Turismo sotto attacco delle mafie, che si sono infiltrate nel settore producendo un giro d’affari di circa 3,3 miliardi. A dirlo è uno studio di Demoskopika che ha classificato l’infiltrazione della criminalità organizzata nell’accoglienza dei viaggiatori in tre diversi livelli: alto, medio e basso. L’Umbria per il momento rientra tra il gruppo di regioni a minore rischio.
In particolare, secondo l’analisi a dominare il settore è la ‘ndrangheta con un giro
d’affari di 1,6 miliardi, che rappresentano la metà di quelli stimati. Segue la
poi camorra a 950 milioni, che è quasi un terzo del business complessivo, e infine la mafia a 400 milioni (12,1%). Per elaborare il report Demoskopika ha utilizzato una serie di dati rilevati da alcune fonti ufficiali o autorevoli: Unioncamere, Direzione investigativa antimafia, Agenzia nazionale per l’amministrazione e la destinazione dei beni sequestrati e confiscati alla criminalità organizzata, Istat, Cerved e Banca d’Italia.
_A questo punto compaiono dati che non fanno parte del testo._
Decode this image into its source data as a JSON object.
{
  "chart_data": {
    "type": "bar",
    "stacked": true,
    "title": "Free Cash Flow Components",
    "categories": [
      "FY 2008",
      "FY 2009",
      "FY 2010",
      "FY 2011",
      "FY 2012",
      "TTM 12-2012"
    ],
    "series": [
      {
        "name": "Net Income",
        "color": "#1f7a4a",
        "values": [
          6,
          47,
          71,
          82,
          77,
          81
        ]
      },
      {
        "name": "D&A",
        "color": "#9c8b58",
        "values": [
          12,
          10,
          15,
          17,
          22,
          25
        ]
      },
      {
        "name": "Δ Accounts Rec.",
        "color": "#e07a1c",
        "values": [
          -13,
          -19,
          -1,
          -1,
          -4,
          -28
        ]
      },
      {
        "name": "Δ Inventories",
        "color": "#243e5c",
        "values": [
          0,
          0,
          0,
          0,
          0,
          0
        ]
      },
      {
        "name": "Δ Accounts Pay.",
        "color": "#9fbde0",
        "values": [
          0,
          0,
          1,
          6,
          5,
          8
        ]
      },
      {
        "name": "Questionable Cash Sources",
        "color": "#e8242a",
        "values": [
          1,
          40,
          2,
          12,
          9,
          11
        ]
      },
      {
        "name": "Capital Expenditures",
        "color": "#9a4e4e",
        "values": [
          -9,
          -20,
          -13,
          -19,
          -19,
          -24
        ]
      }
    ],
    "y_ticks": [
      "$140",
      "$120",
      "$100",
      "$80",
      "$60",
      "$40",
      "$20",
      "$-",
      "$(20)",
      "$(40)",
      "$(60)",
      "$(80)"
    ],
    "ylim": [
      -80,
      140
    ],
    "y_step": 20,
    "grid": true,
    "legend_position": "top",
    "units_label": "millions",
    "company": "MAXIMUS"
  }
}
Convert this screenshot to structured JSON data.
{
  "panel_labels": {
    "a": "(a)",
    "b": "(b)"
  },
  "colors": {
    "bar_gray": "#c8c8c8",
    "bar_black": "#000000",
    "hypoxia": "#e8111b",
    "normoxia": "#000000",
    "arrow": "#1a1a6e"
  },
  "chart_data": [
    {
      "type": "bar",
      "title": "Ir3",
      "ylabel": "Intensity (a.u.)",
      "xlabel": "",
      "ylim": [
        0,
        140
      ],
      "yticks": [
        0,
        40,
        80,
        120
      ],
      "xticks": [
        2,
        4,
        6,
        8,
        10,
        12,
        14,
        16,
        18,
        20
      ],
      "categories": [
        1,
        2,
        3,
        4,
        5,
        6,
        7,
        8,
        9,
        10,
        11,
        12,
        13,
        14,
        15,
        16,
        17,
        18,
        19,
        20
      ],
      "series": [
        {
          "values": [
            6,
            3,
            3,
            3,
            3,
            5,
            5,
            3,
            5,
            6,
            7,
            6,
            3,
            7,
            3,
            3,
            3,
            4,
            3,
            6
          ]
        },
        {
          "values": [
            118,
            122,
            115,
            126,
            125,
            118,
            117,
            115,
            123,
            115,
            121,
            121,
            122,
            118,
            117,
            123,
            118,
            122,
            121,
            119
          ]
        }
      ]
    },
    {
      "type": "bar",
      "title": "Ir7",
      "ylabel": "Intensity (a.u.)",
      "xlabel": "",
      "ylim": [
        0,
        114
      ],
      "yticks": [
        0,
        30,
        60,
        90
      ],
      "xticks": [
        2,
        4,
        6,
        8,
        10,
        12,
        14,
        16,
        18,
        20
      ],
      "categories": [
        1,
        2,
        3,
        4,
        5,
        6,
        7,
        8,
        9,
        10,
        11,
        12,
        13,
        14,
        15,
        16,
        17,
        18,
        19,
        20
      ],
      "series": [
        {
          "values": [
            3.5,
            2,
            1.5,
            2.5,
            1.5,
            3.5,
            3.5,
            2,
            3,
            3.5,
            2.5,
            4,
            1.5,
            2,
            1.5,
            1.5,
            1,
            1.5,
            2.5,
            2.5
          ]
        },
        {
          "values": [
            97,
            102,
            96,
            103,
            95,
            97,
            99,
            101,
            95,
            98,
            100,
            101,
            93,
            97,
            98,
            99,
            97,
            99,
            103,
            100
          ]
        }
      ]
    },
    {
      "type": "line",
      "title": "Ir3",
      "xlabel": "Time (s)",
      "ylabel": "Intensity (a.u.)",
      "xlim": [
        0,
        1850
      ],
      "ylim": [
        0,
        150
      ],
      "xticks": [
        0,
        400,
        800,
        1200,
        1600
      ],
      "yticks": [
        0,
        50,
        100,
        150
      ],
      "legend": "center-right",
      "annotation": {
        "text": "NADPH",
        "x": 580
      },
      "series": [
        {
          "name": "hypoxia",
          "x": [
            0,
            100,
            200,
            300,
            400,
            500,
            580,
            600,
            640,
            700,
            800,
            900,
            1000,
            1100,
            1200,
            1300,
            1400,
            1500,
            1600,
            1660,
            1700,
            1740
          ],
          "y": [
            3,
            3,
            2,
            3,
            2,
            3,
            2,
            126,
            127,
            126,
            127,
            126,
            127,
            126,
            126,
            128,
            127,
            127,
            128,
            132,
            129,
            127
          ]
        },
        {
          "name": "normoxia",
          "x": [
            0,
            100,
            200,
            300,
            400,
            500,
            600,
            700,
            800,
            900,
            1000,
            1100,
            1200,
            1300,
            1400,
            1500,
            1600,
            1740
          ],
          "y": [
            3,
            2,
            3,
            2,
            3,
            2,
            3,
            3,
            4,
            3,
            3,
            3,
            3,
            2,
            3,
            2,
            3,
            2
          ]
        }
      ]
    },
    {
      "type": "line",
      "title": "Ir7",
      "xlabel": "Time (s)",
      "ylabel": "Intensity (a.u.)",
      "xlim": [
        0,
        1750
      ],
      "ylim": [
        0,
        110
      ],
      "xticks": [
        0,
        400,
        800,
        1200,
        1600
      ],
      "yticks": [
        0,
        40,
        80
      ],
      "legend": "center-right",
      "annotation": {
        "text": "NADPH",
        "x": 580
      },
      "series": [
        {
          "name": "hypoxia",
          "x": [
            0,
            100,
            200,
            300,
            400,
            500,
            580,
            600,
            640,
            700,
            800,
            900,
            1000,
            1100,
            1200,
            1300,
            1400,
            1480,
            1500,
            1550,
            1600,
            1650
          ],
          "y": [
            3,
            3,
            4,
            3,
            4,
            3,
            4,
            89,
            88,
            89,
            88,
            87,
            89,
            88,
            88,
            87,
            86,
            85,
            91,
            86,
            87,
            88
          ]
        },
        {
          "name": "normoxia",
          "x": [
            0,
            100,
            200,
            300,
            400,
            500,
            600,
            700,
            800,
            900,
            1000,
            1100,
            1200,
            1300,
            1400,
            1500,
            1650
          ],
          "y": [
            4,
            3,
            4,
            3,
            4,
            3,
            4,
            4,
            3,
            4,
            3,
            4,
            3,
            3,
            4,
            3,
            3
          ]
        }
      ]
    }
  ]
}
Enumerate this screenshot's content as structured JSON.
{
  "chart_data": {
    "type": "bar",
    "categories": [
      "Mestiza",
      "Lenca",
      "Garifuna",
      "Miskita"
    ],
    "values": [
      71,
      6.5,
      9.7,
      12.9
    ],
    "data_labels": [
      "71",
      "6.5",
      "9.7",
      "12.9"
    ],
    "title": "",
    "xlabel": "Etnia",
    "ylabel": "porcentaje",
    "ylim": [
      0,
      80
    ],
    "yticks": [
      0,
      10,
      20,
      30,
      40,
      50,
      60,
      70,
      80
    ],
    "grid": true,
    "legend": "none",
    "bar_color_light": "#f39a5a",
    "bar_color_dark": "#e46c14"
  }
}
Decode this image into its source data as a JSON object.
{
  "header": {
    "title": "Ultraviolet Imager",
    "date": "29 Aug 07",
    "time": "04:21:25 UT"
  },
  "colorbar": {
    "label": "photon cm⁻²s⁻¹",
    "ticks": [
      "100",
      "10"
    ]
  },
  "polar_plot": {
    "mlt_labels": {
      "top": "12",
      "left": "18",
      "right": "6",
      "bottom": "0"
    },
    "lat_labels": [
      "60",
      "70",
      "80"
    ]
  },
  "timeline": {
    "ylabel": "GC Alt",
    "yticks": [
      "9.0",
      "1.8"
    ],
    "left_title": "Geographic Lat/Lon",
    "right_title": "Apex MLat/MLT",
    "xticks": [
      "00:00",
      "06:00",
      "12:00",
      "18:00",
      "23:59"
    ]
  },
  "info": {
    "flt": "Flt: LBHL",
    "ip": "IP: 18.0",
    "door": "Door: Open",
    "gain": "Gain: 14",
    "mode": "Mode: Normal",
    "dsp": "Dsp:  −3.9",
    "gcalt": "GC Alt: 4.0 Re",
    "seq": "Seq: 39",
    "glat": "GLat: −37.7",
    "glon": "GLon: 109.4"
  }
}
L’esito racconta di un’attività dei gruppi di criminalità organizzata sempre più pervasiva di controllo del territorio che metterebbe a rischio quasi 7 mila imprese attive pari al 14,2 per cento su un totale di oltre 48 mila realtà a “rischio default”, maggiormente fiaccate da crisi di liquidità e indebitamento e, dunque, più vulnerabili al “welfare criminale” delle mafie che dispongono, al contrario, di ingenti risorse finanziarie pronte per essere “ripulite”.
Per Demoskopika sono nove i sistemi turistici regionali a presentare i rischi più elevati di infiltrazione criminale nel tessuto economico e in cima c’è la Campania (122 punti) a causa principalmente dei 67 tra alberghi e ristoranti confiscati, che rappresentano più di un quinto di quelli su cui le autorità competenti hanno messo le mani, ma anche le
quasi 2 mila richieste di avvio di istruttorie antimafia connesse al Pnrr, i 155 provvedimenti interdittivi antimafia emessi dalle Prefetture nel 2023 e le quasi 16 mila operazioni finanziarie sospette comprendenti anche le Sos a rischio criminalità organizzata.
A completare l’area caratterizzata da un livello “alto” di infiltrazione economica nel comparto turistico, in relazione a pesi diversi ottenuti sugli indicatori individuati, si collocano Lombardia (119,3 punti), Lazio (117,7 punti), Puglia (106,9 punti), Sicilia (103,5 punti), Liguria (101,7 punti), Emilia Romagna (101,3 punti), Piemonte (100,9 punti) e Calabria (100,5 punti). Sul versante opposto, sono sei i sistemi turistici a presentare una minore vulnerabilità, presenti nel cluster delle realtà con un rischio “basso” di infiltrazione criminale: Valle d’Aosta (90,6 punti), Molise (91,1 punti), Friuli Venezia Giulia (92,4 punti), Basilicata (92,5 punti), Umbria (92,8 punti) e Trentino Alto Adige (93,3 punti).
«Il turismo italiano – spiega il presidente di Demoskopika, Raffaele Rio – è sotto attacco. Oltre 7 mila aziende vulnerabili rischiano di diventare ghiotta preda dei sodalizi criminali, con la ‘ndrangheta, Cosa Nostra, camorra, criminalità pugliese e lucana che si infiltrano nei settori dell’ospitalità, dalla ricettività alberghiera alla ristorazione passando per l’intermediazione. Debiti erariali, prestanome legati ai clan e una fragilità imprenditoriale sempre più diffusa creano le condizioni ideali per un controllo mafioso. Eventi
internazionali come le Olimpiadi di Milano-Cortina 2026 e il Giubileo 2025 non fanno che amplificare il rischio di infiltrazioni».